Health experts have called for urgent, coordinated action to tackle the growing threat of antimicrobial resistance (AMR) in cancer care, warning that drug-resistant infections are undermining treatment success and survival rates among cancer patients globally.
The warning was contained in a newly released white paper titled “How Antimicrobial Resistance Threatens Cancer Care: Uncovering a Growing Crisis,” jointly published by AMR Insights and Becton, Dickinson and Company (BD). A copy of the report was made available to journalists on Saturday.
The paper was developed following an international roundtable held on June 25, 2025, which brought together leading oncologists, microbiologists, and infectious disease experts from around the world.
The authors — including Dr. Vikas Gupta, Dr. Debbie Goff, Dr. Margaret Lubwama, Dr. Afreenish Amir, and Ms. Diane Flayhart — presented data from multi-centre studies published in The Lancet Oncology and Cancer Medicine.
The findings show that AMR disproportionately affects cancer patients due to their weakened immune systems and frequent hospital exposure.
Dr. Gupta, Senior Director of Clinical Affairs at Q-linea and lead author of several AMR studies, said resistance rates were up to three times higher among cancer patients, particularly in outpatient settings.
“Antimicrobial resistance is emerging as an oncologic risk factor. We must integrate infection control and antibiotic stewardship into every level of cancer care,” Gupta said.
The studies also revealed that gram-negative bacteria, vancomycin-resistant Enterococcus (VRE), and fluoroquinolone-resistant organisms are among the leading causes of drug-resistant infections in oncology wards.
Such infections, experts warned, contribute to longer hospital stays, higher treatment costs, and increased mortality rates.
Dr. Debbie Goff, an infectious disease pharmacist and global AMR stewardship expert, called for “cancer-unit-specific antibiograms” and rapid diagnostic testing to guide more precise antibiotic use, particularly in ambulatory cancer care where empirical prescriptions are common.
From Uganda, Dr. Margaret Lubwama of Makerere University said sub-Saharan Africa faces an even more severe challenge.
She disclosed that more than 80 per cent of E. coli isolates from oncology patients in the region are resistant to first-line antibiotics, adding that resistant organisms have even been found on hospital surfaces.
Lubwama recommended environmental surveillance, genomic sequencing, and co-designed infection prevention protocols as urgent steps to curb the spread of resistant pathogens in cancer facilities.
Similarly, Pakistani microbiologist Dr. Afreenish Amir stressed the need to integrate microbiological, clinical, and policy data to improve empirical treatment guidelines, especially in low- and middle-income countries.
Roundtable moderator and BD’s Director of Global Public Health, Ms.
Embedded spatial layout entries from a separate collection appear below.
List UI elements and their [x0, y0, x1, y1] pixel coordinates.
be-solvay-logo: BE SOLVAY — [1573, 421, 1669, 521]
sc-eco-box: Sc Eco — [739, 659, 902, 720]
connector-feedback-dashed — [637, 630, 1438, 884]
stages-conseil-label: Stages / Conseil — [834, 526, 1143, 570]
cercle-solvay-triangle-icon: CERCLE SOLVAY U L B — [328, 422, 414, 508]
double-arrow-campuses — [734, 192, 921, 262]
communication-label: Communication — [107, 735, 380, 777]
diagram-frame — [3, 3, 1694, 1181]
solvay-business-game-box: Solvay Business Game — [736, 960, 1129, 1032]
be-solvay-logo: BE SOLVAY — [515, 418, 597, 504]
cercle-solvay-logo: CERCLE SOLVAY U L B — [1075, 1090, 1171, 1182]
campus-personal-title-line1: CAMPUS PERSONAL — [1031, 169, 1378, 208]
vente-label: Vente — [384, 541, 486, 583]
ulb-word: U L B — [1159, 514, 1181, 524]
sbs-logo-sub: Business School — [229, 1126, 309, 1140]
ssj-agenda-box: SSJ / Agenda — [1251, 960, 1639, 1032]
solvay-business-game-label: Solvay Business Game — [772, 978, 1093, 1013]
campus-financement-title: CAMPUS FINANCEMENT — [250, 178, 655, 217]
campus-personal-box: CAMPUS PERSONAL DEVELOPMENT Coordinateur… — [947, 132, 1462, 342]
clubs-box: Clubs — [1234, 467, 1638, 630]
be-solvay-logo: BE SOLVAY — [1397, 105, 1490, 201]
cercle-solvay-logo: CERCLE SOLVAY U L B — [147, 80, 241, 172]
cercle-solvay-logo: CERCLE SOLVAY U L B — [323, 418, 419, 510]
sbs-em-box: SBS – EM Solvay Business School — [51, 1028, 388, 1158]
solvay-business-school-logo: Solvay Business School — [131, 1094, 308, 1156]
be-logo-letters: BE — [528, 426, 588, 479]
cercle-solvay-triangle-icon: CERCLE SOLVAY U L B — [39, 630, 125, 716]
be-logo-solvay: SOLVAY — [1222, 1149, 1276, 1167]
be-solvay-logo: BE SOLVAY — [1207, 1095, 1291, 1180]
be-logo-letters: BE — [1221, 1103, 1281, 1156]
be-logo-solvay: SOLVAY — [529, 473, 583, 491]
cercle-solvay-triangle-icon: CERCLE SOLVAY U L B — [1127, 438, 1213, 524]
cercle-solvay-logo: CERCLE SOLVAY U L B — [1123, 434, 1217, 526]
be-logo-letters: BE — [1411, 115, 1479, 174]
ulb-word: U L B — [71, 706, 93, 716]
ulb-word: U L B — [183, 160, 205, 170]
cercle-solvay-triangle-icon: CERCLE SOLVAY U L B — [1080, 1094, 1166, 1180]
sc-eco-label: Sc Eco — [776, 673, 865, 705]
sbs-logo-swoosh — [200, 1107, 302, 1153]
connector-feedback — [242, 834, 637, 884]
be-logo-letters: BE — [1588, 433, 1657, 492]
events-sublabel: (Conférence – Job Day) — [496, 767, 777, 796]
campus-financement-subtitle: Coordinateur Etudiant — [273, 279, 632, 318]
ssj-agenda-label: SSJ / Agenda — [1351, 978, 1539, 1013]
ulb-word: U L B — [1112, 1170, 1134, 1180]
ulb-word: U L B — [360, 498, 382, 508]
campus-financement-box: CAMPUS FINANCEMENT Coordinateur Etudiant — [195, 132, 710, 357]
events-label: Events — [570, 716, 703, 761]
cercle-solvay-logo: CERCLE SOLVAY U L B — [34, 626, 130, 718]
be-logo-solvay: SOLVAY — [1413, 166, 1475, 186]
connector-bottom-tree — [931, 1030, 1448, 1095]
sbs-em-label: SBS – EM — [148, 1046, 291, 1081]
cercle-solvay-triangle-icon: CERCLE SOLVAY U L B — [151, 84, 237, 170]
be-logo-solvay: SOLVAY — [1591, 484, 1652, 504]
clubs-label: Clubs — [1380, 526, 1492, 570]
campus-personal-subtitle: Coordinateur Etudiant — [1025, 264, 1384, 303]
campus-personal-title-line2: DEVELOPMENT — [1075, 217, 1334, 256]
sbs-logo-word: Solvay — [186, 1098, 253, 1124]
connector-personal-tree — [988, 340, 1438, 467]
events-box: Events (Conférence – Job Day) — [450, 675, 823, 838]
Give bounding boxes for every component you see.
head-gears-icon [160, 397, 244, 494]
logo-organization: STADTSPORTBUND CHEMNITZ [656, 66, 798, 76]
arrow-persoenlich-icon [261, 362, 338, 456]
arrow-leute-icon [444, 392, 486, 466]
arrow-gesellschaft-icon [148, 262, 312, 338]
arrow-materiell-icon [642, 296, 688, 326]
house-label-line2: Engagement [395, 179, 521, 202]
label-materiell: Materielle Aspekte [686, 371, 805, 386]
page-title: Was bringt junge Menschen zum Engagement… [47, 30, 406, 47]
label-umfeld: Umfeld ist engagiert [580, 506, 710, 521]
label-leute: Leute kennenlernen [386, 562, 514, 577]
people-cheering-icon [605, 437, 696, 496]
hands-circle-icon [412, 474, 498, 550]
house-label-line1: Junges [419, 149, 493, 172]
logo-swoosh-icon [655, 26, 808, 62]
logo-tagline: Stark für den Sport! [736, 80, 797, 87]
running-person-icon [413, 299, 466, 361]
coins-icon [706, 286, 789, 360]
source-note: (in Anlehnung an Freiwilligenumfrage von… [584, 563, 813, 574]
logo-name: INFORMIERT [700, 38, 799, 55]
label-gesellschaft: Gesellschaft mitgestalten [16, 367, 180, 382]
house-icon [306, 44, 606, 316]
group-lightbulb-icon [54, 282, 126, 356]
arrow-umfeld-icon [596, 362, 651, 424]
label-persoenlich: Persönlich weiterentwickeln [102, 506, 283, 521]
Diane Flayhart, described the dialogue as a “global call to action” to safeguard cancer care from the rising tide of antimicrobial resistance.
“Protecting cancer patients from drug-resistant infections requires collaboration among oncologists, microbiologists, policymakers, and diagnostic innovators,” she said.
The white paper recommended that health systems establish oncology-specific AMR surveillance, implement antibiotic stewardship programmes, and ensure that cancer control strategies explicitly address the AMR threat.
Experts also urged policymakers to align national AMR action plans with cancer care objectives to protect vulnerable patients, particularly those undergoing chemotherapy or bone marrow transplants.
The paper warned that if left unaddressed, antimicrobial resistance could erase years of progress in cancer survival and patient care.
The roundtable and subsequent publication marked a significant step toward bridging the gap between oncology and infectious disease disciplines, emphasizing that cancer care can no longer be separated from global AMR control efforts.
Antimicrobial resistance — in which bacteria, viruses, fungi, and parasites evolve to resist the medicines used to treat them — is already undermining routine medical procedures, including surgeries, childbirth, cancer treatment, and organ transplants.
The experts concluded that an adaptive, multi-pronged approach involving collaboration at local, national, and global levels is essential to achieve optimal health for people, animals, and the environment.